To be honest, I've flirted with this angle in posts here several times over the past couple years. I've attempted to transcribe some of my rawer and/or uglier feelings and experiences with the vague hope that a) there would be some sort of catharsis and b) others who had gone through or felt something similar would experience a twinge of knowing camaraderie.

a) often resulted
b) based on the very, very few comments made here, I can only assume that this was rarely if ever experienced.

Sad panda.

There are some obvious drawbacks to this angle, the biggest one that I am a monogamous, happily married man in his latish 30s who stays in far more often than he goes out. What good is a confessional if there's not that much to confess to?
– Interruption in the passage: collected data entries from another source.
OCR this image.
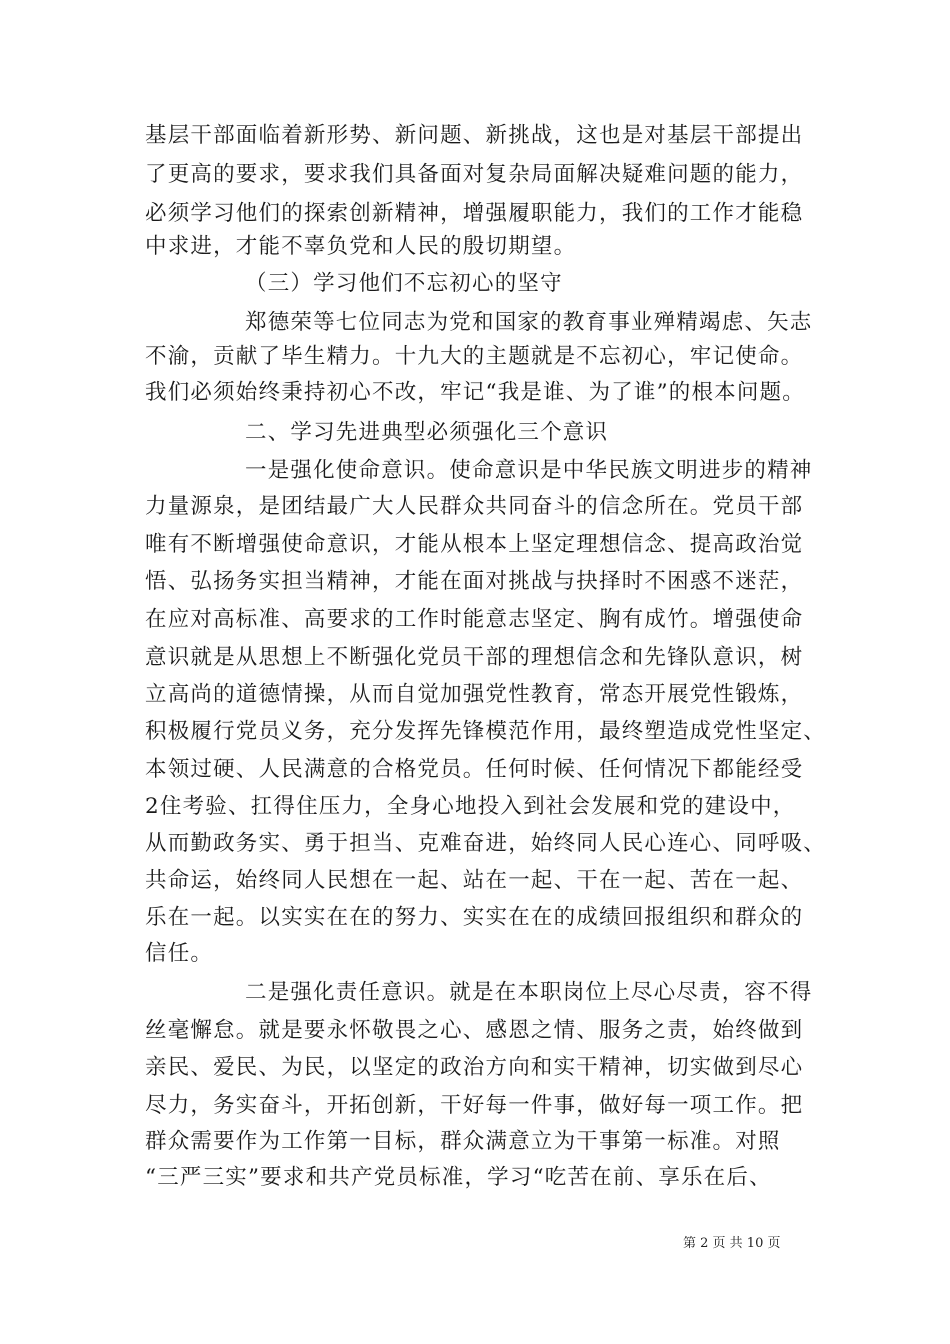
基层干部面临着新形势、新问题、新挑战，这也是对基层干部提出

了更高的要求，要求我们具备面对复杂局面解决疑难问题的能力，

必须学习他们的探索创新精神，增强履职能力，我们的工作才能稳

中求进，才能不辜负党和人民的殷切期望。

（三）学习他们不忘初心的坚守

郑德荣等七位同志为党和国家的教育事业殚精竭虑、矢志

不渝，贡献了毕生精力。十九大的主题就是不忘初心，牢记使命。

我们必须始终秉持初心不改，牢记“我是谁、为了谁”的根本问题。

二、学习先进典型必须强化三个意识

一是强化使命意识。使命意识是中华民族文明进步的精神

力量源泉，是团结最广大人民群众共同奋斗的信念所在。党员干部

唯有不断增强使命意识，才能从根本上坚定理想信念、提高政治觉

悟、弘扬务实担当精神，才能在面对挑战与抉择时不困惑不迷茫，

在应对高标准、高要求的工作时能意志坚定、胸有成竹。增强使命

意识就是从思想上不断强化党员干部的理想信念和先锋队意识，树

立高尚的道德情操，从而自觉加强党性教育，常态开展党性锻炼，

积极履行党员义务，充分发挥先锋模范作用，最终塑造成党性坚定、

本领过硬、人民满意的合格党员。任何时候、任何情况下都能经受

2住考验、扛得住压力，全身心地投入到社会发展和党的建设中，

从而勤政务实、勇于担当、克难奋进，始终同人民心连心、同呼吸、

共命运，始终同人民想在一起、站在一起、干在一起、苦在一起、

乐在一起。以实实在在的努力、实实在在的成绩回报组织和群众的

信任。

二是强化责任意识。就是在本职岗位上尽心尽责，容不得

丝毫懈怠。就是要永怀敬畏之心、感恩之情、服务之责，始终做到

亲民、爱民、为民，以坚定的政治方向和实干精神，切实做到尽心

尽力，务实奋斗，开拓创新，干好每一件事，做好每一项工作。把

群众需要作为工作第一目标，群众满意立为干事第一标准。对照

“三严三实”要求和共产党员标准，学习“吃苦在前、享乐在后、

第 2 页 共 10 页
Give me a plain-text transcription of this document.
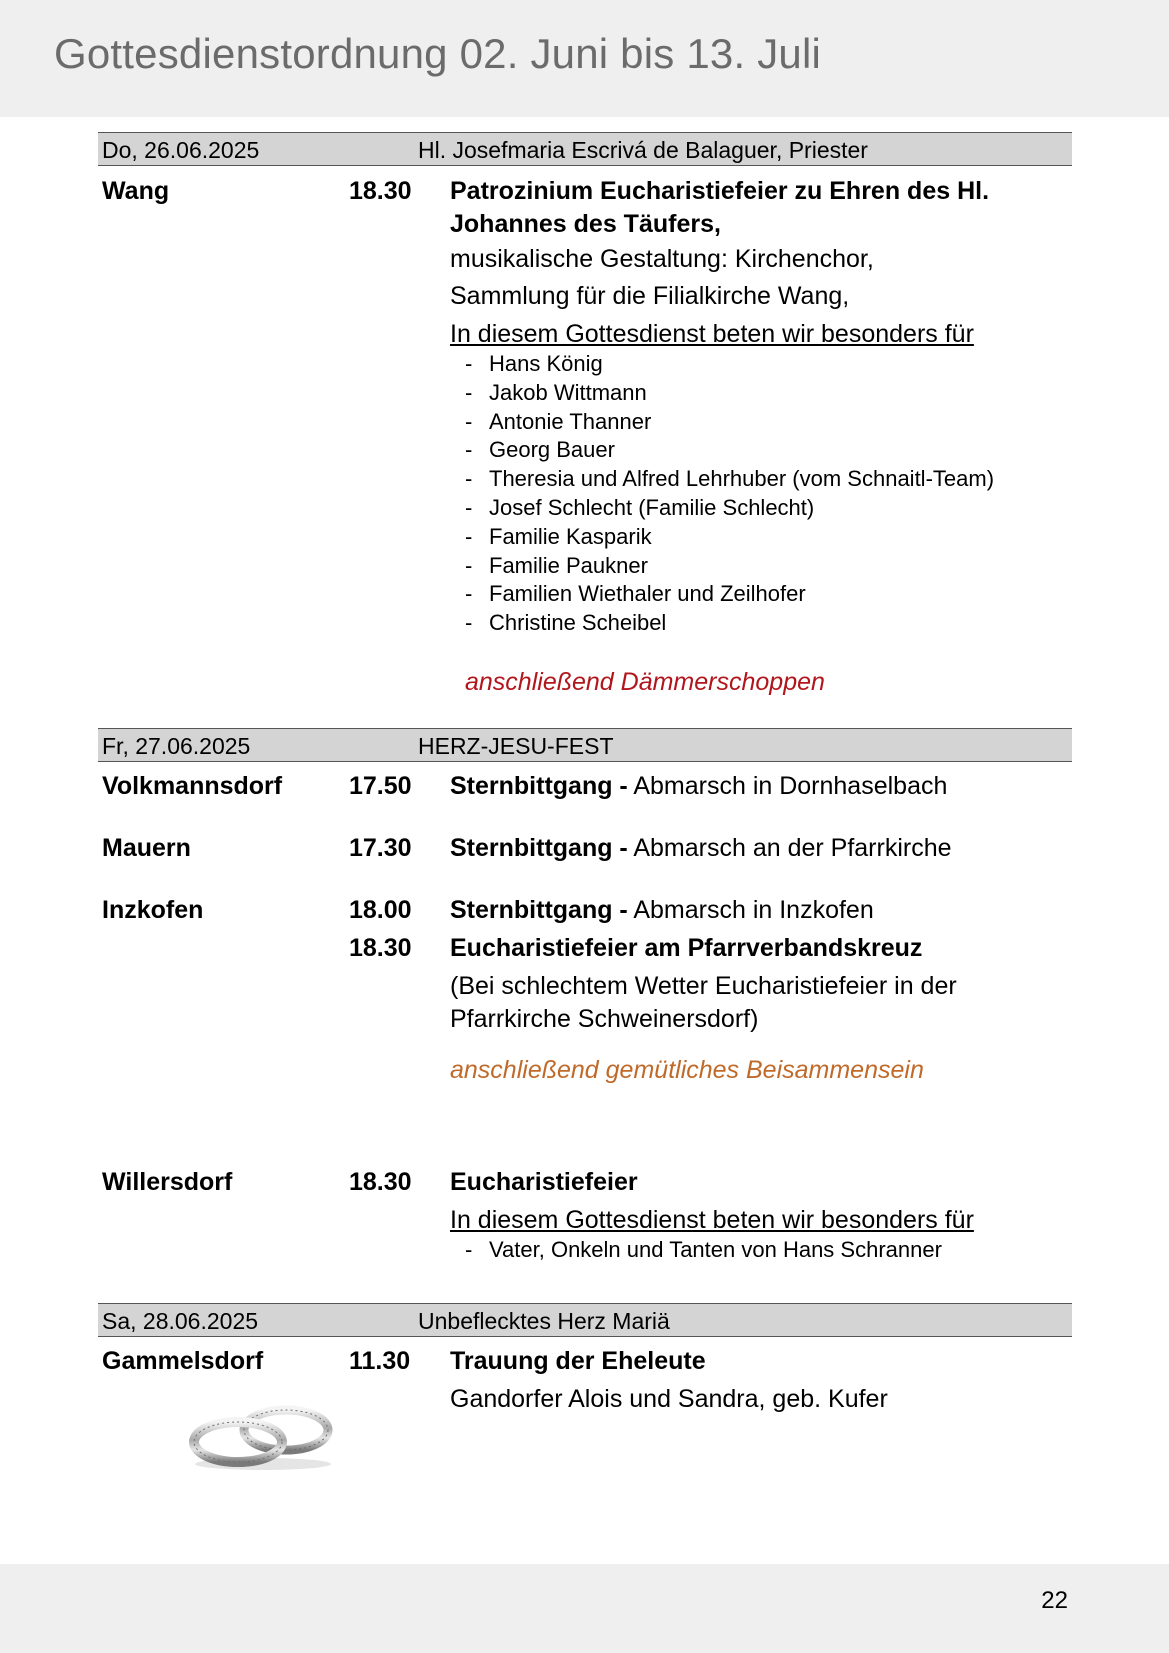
Gottesdienstordnung 02. Juni bis 13. Juli
Do, 26.06.2025	Hl. Josefmaria Escrivá de Balaguer, Priester
Wang	18.30 Patrozinium Eucharistiefeier zu Ehren des Hl.
Johannes des Täufers,
musikalische Gestaltung: Kirchenchor,
Sammlung für die Filialkirche Wang,
In diesem Gottesdienst beten wir besonders für
- Hans König
- Jakob Wittmann
- Antonie Thanner
- Georg Bauer
- Theresia und Alfred Lehrhuber (vom Schnaitl-Team)
- Josef Schlecht (Familie Schlecht)
- Familie Kasparik
- Familie Paukner
- Familien Wiethaler und Zeilhofer
- Christine Scheibel
anschließend Dämmerschoppen
Fr, 27.06.2025	HERZ-JESU-FEST
Volkmannsdorf	17.50 Sternbittgang - Abmarsch in Dornhaselbach
Mauern	17.30 Sternbittgang - Abmarsch an der Pfarrkirche
Inzkofen	18.00 Sternbittgang - Abmarsch in Inzkofen
18.30 Eucharistiefeier am Pfarrverbandskreuz
(Bei schlechtem Wetter Eucharistiefeier in der
Pfarrkirche Schweinersdorf)
anschließend gemütliches Beisammensein
Willersdorf	18.30 Eucharistiefeier
In diesem Gottesdienst beten wir besonders für
- Vater, Onkeln und Tanten von Hans Schranner
Sa, 28.06.2025	Unbeflecktes Herz Mariä
Gammelsdorf	11.30 Trauung der Eheleute
Gandorfer Alois und Sandra, geb. Kufer
22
Of course, I could always dig into the dirt I played in during my teens and my 20s, but that's more of a memoir angle. To really engage with an audience, methinks this style requires current events that have not yet played all the way out (and therefore some cliffhangers and surprises).

This angle does tie rather neatly into the inherent narcissism of blogging, but I question whether the kind of confessions that I have to offer would be of interest to anyone outside a small circle of intimates. I could confess my thought processes (impure thought processes?), what I really think on this or that topic or this or that person, but that doesn't have much viscera to it does it?

Of course, I could always turn over an old leaf and get into some trouble for art's sake.

Hmmm.

While the Confessional style has appeal to me as a reader, I'm not quite sure how I would approach it in a meaningful/entertaining way as a writer at this particular juncture.